Accusations contre Nadine Wilson : l’opposition exige qu’elle quitte le caucus

La députée provinciale Nadine Wilson a été formellement accusée de voies de fait.  Photo : Assemblée législative de la Saskatchewan

Le chef du Nouveau Parti démocratique (NPD) de la Saskatchewan, Ryan Meili, reproche au gouvernement « d’envoyer un mauvais signal » aux Saskatchewanais en permettant à la députée provinciale Nadine Wilson de demeurer au sein du caucus malgré les accusations pour voies de fait qui sont portées contre elle.

Cette dernière a informé le premier ministre Scott Moe de sa démission des postes de secrétaire provinciale et de secrétaire des affaires francophones, jeudi après-midi.

Des informations obtenues par La Presse canadienne indiquent également que Nadine Wilson s’est rendue au service de police de Prince Albert la même journée.

Scott Moe a toutefois annoncé vendredi matin que la députée provinciale de Saskatchewan Rivers restera au sein du caucus en attendant que les tribunaux se prononcent sur cette affaire, au grand désarroi du chef de l’opposition, Ryan Meili.

Tout député accusé qui fait face à de graves accusations criminelles devrait être renvoyé du caucus jusqu’à ce que la lumière soit faite sur la situation, estime-t-il.

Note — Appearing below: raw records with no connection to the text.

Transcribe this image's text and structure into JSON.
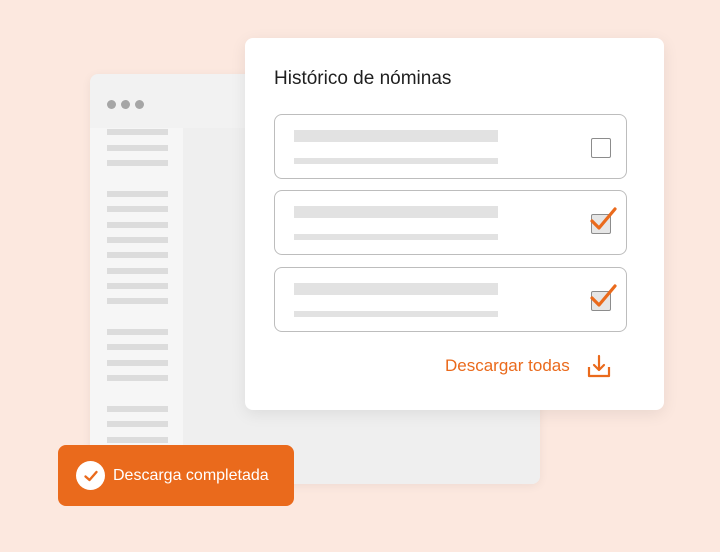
{
  "card": {
    "title": "Histórico de nóminas",
    "rows": [
      {
        "checked": false
      },
      {
        "checked": true
      },
      {
        "checked": true
      }
    ],
    "download_label": "Descargar todas",
    "download_icon": "download-icon"
  },
  "toast": {
    "message": "Descarga completada",
    "icon": "check-circle-icon"
  },
  "colors": {
    "accent": "#ea6a1c",
    "background": "#fce8df",
    "placeholder": "#e2e2e2"
  }
}
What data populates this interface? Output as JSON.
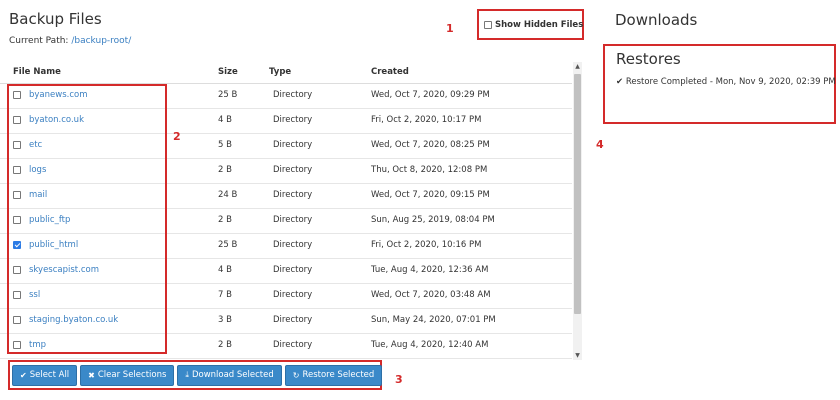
{
  "header": {
    "title": "Backup Files",
    "current_path_label": "Current Path:",
    "current_path_value": "/backup-root/"
  },
  "hidden_files": {
    "label": "Show Hidden Files",
    "checked": false
  },
  "table": {
    "columns": [
      "File Name",
      "Size",
      "Type",
      "Created"
    ],
    "rows": [
      {
        "name": "byanews.com",
        "size": "25 B",
        "type": "Directory",
        "created": "Wed, Oct 7, 2020, 09:29 PM",
        "checked": false
      },
      {
        "name": "byaton.co.uk",
        "size": "4 B",
        "type": "Directory",
        "created": "Fri, Oct 2, 2020, 10:17 PM",
        "checked": false
      },
      {
        "name": "etc",
        "size": "5 B",
        "type": "Directory",
        "created": "Wed, Oct 7, 2020, 08:25 PM",
        "checked": false
      },
      {
        "name": "logs",
        "size": "2 B",
        "type": "Directory",
        "created": "Thu, Oct 8, 2020, 12:08 PM",
        "checked": false
      },
      {
        "name": "mail",
        "size": "24 B",
        "type": "Directory",
        "created": "Wed, Oct 7, 2020, 09:15 PM",
        "checked": false
      },
      {
        "name": "public_ftp",
        "size": "2 B",
        "type": "Directory",
        "created": "Sun, Aug 25, 2019, 08:04 PM",
        "checked": false
      },
      {
        "name": "public_html",
        "size": "25 B",
        "type": "Directory",
        "created": "Fri, Oct 2, 2020, 10:16 PM",
        "checked": true
      },
      {
        "name": "skyescapist.com",
        "size": "4 B",
        "type": "Directory",
        "created": "Tue, Aug 4, 2020, 12:36 AM",
        "checked": false
      },
      {
        "name": "ssl",
        "size": "7 B",
        "type": "Directory",
        "created": "Wed, Oct 7, 2020, 03:48 AM",
        "checked": false
      },
      {
        "name": "staging.byaton.co.uk",
        "size": "3 B",
        "type": "Directory",
        "created": "Sun, May 24, 2020, 07:01 PM",
        "checked": false
      },
      {
        "name": "tmp",
        "size": "2 B",
        "type": "Directory",
        "created": "Tue, Aug 4, 2020, 12:40 AM",
        "checked": false
      }
    ]
  },
  "actions": {
    "select_all": "Select All",
    "clear_selections": "Clear Selections",
    "download_selected": "Download Selected",
    "restore_selected": "Restore Selected"
  },
  "sidebar": {
    "downloads_title": "Downloads",
    "restores_title": "Restores",
    "restore_status": "Restore Completed - Mon, Nov 9, 2020, 02:39 PM"
  },
  "markers": [
    "1",
    "2",
    "3",
    "4"
  ],
  "colors": {
    "accent": "#3a89c9",
    "link": "#3a7fc1",
    "annotation": "#d42a2a"
  },
  "icons": {
    "select_all": "check-icon",
    "clear_selections": "x-icon",
    "download_selected": "download-icon",
    "restore_selected": "refresh-icon",
    "restore_status": "check-icon"
  }
}
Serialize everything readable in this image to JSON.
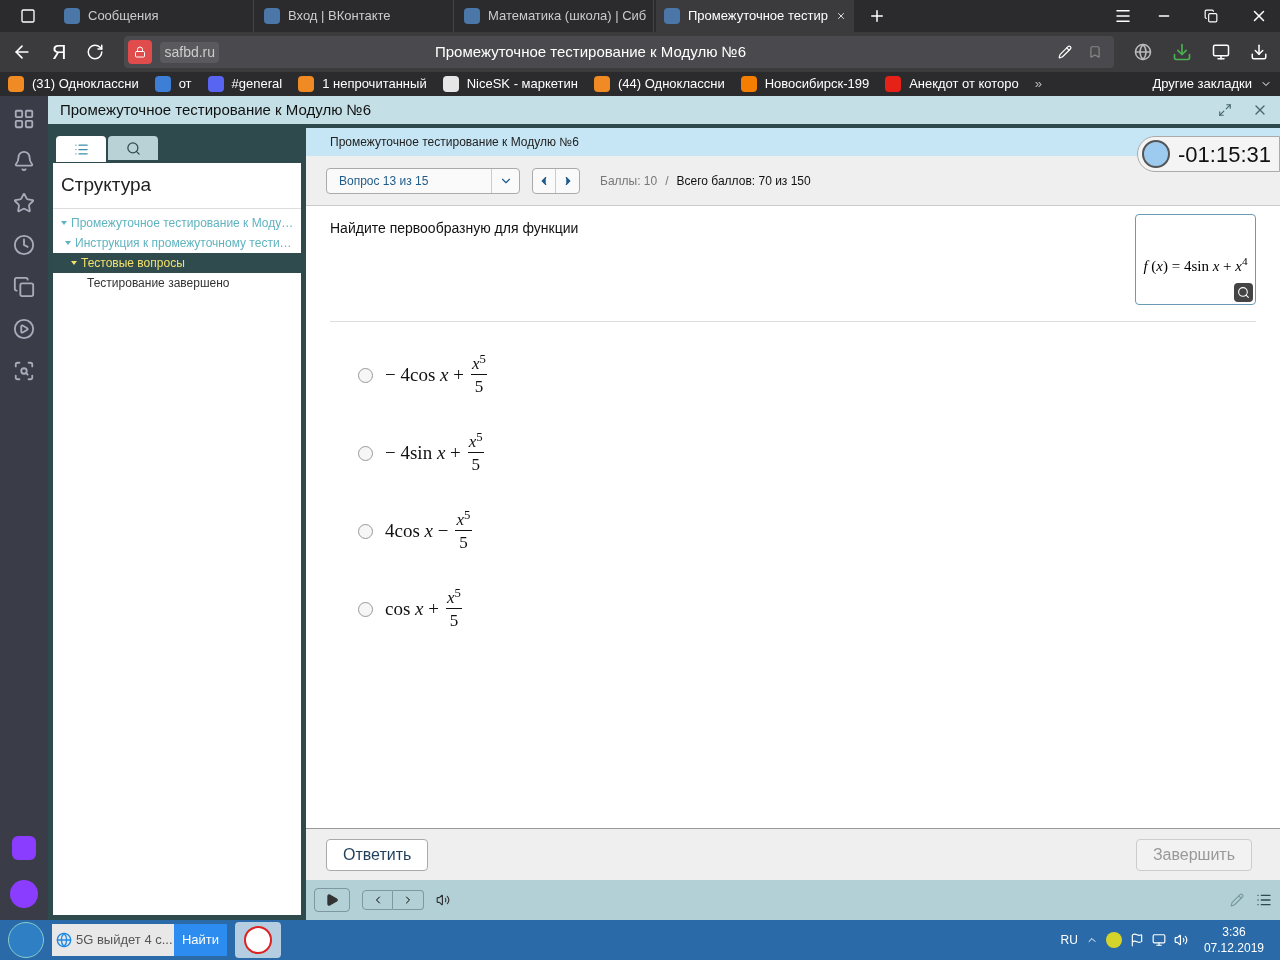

En refusant d’agir en ce sens, le premier ministre ne prend pas les accusations au sérieux, en plus de minimiser les enjeux relatifs à la maltraitance des personnes âgées, ajoute Ryan Meili.

La porte-parole du NPD en matière de justice, Nicole Sarauer, s’est aussi indignée de la situation par l’entremise d’un message sur Twitter, mentionnant que Nadine Wilson ne peut plus représenter le gouvernement.

Le gouvernement saskatchewanais précise qu’une décision sera prise au cours des prochaines semaines pour savoir qui obtiendra les anciennes responsabilités de Nadine Wilson.

Trop tôt pour évaluer les conséquences, dit un expert

Selon l’expert en politique provinciale et professeur émérite de l’Université de Regina, Stephen Kenny, il ne faut pas s’attendre à ce que les impacts des accusations criminelles portées contre Nadine Wilson se fassent sentir à court terme auprès de l’électorat.

Il faut attendre que le processus judiciaire se penche sur la situation. Il n’y a aucune preuve pour le moment, explique-t-il.

Il note toutefois qu’il s’agit d’un événement délicat pour le gouvernement, d’autant plus que la province est aux prises avec un haut taux de violence conjugale depuis plusieurs années.

C’est une triste histoire pour un gouvernement qui tente d’adresser le problème de la violence domestique dans la province, souligne-t-il.

Au printemps, le gouvernement provincial a adopté la loi de Clare, permettant ainsi aux victimes et aux victimes potentielles de violence familiale d’obtenir des renseignements de la police sur le passé violent de leur conjoint ou de leur conjointe.

En juin, une dame de 87 ans, Lorraine Kingsley Helbig, et son fils avaient déposé des plaintes au service de police de la ville de Saskatoon, alléguant que la députée de Saskatchewan Rivers les aurait physiquement agressés lors d’un incident survenu au mois de mars.